敵のスパイクを拾って拾って、粘る

(日経「春秋」2012/11/26付) 「おれについてこい」。1964年の東京五輪で優勝した日本の女子バレーボールチームは、当時の社会にまさしく列島あげての大興奮をもたらしたと記憶する。ソ連を下したその決勝戦の映像全編が、このほど見つかったそうだ。ハイライトしか残っていないとされてきたから注目の発見で、NHKは1時間25分すべてを正月に放送するという。戦後の糸ヘン景気以来、女性があまた働く紡績会社はレクリエーションのバレーに力を入れ、やがて有力な実業団チームも生まれる。日紡に呼ばれた大松監督は選手をスパルタ式に鍛え上げるわけだが、この人は戦争中にインパール作戦に従軍した過酷な体験の持ち主だ。時代というものを思わずにはいられない「東洋の魔女」の物語である。日紡の流れをくむユニチカのチームも消えて久しいが、ニッポンの女子バレーはロンドン五輪での活躍が示すように栄光を取り戻しつつある。敵のスパイクを拾って拾って、粘る。半世紀前の映像には、いまに続く不屈の精神が宿っているに違いない。

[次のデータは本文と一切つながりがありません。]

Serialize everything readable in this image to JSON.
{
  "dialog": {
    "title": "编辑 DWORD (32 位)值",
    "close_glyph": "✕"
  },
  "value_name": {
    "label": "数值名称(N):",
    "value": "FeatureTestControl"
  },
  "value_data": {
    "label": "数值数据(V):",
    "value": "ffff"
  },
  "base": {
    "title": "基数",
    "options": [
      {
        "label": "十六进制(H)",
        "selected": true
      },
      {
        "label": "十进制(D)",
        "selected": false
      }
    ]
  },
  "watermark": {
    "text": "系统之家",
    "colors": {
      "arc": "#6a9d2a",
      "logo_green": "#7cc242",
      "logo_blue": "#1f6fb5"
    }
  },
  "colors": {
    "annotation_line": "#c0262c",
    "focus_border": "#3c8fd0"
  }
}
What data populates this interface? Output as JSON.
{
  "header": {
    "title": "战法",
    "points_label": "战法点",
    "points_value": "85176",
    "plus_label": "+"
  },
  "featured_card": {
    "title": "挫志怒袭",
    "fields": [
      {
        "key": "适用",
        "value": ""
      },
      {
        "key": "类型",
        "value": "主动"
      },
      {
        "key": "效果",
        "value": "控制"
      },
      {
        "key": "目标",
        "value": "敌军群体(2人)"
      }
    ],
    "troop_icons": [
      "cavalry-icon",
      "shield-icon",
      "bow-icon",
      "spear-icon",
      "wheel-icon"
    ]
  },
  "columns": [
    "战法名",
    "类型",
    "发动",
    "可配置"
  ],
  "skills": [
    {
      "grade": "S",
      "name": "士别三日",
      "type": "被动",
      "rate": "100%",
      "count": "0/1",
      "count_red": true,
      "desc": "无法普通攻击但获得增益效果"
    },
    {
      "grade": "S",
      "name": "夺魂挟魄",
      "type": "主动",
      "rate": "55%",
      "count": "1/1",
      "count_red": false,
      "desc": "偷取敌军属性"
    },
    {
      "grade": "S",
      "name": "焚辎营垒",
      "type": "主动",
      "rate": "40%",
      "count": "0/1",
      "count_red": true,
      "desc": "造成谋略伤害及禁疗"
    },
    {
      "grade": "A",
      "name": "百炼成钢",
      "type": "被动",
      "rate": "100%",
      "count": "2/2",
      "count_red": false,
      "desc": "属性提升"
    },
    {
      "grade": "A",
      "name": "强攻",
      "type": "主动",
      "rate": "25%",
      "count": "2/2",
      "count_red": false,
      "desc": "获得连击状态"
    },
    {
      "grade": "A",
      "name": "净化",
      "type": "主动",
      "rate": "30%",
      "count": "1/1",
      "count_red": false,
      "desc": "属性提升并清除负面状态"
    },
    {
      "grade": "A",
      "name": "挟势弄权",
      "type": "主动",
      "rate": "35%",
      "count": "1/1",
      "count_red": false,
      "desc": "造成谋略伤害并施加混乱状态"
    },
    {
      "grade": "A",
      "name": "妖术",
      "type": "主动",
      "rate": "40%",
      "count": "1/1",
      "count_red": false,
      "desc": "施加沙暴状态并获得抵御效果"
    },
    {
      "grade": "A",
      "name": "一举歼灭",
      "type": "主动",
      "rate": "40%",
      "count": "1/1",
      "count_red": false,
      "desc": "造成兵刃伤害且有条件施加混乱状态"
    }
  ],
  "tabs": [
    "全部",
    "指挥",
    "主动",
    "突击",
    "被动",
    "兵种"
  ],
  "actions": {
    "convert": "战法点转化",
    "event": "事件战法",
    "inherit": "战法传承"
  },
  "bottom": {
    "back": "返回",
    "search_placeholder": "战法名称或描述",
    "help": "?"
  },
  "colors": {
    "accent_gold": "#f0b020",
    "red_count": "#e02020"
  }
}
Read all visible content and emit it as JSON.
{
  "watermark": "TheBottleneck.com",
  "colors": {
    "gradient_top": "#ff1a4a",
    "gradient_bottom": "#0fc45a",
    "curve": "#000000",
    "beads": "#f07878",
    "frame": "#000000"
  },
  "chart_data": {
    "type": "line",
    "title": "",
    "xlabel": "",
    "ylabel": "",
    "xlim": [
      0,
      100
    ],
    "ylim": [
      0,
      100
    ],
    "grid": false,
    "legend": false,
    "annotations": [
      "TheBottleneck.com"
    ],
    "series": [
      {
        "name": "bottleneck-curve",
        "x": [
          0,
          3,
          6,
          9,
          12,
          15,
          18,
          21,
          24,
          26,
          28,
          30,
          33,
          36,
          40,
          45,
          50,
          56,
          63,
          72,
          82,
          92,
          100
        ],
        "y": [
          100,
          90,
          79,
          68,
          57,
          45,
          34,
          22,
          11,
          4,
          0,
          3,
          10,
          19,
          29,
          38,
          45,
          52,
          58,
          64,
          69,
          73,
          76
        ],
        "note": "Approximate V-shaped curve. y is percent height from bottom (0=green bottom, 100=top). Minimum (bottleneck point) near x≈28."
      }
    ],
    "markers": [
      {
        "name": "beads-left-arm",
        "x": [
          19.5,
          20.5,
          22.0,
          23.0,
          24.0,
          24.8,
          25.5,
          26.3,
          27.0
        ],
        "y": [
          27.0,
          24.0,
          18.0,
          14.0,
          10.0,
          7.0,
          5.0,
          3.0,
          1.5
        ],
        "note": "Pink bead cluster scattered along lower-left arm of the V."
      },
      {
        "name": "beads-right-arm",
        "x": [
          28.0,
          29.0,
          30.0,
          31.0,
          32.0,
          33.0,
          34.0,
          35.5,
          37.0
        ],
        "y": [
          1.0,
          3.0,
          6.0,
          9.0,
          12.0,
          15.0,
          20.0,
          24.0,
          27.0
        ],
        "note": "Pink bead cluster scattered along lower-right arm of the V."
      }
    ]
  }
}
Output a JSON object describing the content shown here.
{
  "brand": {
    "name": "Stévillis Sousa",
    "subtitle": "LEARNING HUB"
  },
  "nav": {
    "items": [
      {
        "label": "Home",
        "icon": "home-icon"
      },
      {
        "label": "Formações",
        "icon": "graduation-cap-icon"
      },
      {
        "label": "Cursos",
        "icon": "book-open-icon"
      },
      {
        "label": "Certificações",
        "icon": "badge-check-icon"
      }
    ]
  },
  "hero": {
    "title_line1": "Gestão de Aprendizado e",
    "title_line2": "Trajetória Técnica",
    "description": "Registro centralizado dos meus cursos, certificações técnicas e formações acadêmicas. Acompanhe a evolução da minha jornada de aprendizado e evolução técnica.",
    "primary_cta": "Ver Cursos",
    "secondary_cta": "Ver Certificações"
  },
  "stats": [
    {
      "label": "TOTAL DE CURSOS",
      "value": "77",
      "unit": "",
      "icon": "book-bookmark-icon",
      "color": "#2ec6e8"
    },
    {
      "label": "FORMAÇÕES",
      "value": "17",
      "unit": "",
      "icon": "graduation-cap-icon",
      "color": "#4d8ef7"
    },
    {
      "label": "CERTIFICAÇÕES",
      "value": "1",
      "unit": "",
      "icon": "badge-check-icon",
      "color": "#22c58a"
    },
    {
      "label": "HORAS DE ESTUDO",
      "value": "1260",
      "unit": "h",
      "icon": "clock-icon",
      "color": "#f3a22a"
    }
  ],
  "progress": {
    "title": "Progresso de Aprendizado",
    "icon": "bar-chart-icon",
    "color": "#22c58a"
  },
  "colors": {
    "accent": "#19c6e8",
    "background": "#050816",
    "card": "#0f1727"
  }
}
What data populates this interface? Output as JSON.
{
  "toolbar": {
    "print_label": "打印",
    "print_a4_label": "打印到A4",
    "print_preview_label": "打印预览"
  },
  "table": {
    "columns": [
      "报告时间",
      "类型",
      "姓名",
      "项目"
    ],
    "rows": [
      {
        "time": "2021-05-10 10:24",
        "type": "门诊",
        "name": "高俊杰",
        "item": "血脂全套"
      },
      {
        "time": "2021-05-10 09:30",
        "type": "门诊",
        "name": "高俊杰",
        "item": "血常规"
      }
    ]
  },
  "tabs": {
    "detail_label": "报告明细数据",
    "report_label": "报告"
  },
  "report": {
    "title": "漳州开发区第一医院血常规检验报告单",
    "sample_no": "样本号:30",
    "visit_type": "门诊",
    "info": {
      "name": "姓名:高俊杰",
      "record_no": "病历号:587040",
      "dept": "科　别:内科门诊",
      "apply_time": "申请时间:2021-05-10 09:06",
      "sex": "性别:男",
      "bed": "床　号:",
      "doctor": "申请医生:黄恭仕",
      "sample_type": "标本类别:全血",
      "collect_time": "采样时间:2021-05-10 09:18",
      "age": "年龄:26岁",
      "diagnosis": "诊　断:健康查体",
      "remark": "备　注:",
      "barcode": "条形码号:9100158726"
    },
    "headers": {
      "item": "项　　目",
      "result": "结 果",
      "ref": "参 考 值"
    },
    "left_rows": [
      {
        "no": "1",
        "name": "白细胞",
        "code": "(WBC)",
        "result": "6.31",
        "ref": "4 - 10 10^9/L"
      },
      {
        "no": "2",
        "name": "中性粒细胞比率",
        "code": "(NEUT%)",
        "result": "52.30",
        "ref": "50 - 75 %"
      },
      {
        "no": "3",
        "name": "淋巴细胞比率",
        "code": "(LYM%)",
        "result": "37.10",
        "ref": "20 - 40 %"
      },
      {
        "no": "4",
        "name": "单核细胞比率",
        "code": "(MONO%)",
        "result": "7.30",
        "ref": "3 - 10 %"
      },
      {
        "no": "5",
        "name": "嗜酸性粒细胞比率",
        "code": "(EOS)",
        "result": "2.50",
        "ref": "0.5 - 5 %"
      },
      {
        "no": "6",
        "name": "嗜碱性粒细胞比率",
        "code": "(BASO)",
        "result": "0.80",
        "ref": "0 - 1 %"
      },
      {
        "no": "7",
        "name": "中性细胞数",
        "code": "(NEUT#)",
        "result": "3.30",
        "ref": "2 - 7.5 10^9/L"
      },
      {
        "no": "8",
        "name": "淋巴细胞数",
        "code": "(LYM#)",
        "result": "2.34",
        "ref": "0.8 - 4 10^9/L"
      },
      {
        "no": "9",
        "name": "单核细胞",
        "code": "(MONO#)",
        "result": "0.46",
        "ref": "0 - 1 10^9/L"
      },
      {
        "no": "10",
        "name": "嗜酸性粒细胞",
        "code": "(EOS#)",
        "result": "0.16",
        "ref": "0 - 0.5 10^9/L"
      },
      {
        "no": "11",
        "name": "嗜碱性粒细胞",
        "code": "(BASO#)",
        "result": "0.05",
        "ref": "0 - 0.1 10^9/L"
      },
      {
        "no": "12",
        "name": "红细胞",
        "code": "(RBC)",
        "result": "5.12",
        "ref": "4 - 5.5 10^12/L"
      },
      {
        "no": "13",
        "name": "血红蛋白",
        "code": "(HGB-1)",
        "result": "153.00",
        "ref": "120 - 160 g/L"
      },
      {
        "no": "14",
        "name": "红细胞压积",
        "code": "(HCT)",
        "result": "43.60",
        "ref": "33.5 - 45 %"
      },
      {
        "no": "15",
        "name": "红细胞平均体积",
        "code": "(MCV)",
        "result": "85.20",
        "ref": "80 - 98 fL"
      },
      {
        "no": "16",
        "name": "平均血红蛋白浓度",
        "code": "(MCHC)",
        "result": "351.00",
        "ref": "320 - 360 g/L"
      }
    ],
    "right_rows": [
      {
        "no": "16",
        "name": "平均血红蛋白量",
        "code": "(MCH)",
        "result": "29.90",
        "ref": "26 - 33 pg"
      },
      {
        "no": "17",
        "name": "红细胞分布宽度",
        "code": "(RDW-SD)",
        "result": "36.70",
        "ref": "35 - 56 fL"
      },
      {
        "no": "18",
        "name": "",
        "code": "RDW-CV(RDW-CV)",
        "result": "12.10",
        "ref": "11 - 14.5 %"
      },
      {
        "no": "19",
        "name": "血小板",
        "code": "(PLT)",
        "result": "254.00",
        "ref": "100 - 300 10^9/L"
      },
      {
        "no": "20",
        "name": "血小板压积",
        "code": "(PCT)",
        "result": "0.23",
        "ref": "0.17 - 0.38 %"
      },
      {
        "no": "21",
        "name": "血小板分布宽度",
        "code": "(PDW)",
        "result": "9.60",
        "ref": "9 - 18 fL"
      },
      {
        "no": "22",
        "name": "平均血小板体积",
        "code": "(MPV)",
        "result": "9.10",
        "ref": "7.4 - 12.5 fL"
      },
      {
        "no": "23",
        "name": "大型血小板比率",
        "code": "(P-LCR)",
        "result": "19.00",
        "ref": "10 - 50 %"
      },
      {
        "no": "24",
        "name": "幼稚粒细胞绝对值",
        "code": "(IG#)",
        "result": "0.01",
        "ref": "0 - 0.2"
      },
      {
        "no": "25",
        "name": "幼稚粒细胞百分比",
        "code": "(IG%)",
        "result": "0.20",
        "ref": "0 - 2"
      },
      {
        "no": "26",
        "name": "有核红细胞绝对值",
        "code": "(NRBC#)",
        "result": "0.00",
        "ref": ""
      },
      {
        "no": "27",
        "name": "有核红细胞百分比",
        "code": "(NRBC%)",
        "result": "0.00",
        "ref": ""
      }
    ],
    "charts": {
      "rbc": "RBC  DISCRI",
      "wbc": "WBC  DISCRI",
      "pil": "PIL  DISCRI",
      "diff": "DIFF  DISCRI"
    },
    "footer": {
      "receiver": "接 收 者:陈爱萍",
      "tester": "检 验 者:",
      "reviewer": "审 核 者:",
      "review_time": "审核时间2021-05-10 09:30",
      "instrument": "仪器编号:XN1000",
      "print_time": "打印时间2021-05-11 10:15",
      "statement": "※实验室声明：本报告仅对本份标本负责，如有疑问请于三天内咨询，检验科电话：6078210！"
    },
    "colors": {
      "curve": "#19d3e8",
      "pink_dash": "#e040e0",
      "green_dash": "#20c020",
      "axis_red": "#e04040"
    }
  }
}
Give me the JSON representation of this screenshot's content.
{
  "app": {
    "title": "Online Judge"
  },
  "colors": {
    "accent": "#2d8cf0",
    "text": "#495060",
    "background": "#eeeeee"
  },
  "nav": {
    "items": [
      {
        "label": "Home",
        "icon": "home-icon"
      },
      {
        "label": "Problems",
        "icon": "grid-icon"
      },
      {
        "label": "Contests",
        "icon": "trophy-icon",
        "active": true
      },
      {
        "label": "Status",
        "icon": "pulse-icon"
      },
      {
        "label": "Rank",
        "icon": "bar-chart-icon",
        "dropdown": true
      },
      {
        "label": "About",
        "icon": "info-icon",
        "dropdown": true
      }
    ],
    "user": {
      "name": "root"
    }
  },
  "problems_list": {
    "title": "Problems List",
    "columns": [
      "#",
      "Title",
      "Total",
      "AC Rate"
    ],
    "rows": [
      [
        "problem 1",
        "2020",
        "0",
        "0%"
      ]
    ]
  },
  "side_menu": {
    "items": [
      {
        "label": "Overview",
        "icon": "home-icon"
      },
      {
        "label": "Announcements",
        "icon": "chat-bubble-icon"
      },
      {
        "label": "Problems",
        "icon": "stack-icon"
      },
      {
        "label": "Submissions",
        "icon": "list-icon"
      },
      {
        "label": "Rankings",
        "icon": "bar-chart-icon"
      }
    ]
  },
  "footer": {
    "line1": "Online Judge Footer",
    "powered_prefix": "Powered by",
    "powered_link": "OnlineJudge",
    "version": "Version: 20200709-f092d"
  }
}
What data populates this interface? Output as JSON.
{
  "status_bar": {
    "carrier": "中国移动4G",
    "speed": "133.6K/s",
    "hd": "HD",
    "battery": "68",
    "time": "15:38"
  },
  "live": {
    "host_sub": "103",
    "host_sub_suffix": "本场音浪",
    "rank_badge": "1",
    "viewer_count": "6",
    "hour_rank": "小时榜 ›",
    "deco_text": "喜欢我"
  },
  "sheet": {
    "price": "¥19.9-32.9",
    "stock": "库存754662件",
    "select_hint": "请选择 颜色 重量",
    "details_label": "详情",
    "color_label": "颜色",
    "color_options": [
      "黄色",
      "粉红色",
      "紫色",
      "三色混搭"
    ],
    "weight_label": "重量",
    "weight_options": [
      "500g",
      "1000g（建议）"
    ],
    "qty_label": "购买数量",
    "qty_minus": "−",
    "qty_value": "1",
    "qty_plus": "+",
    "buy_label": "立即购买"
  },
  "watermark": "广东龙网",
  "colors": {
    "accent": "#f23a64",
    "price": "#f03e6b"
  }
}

(JN) 粘りの力は練習と信頼であったろうか。「俺についてこい」。今では信じられないであろうが、只管、監督に言われた事を行う。信頼と優勝という目標に向かってスパルタ式に鍛え上げた。今の我々には同じことはできないであろうが、まずはこの正月の放送を見て「不屈の精神」の戦いを見て、回転レシーブの真似でもしたい。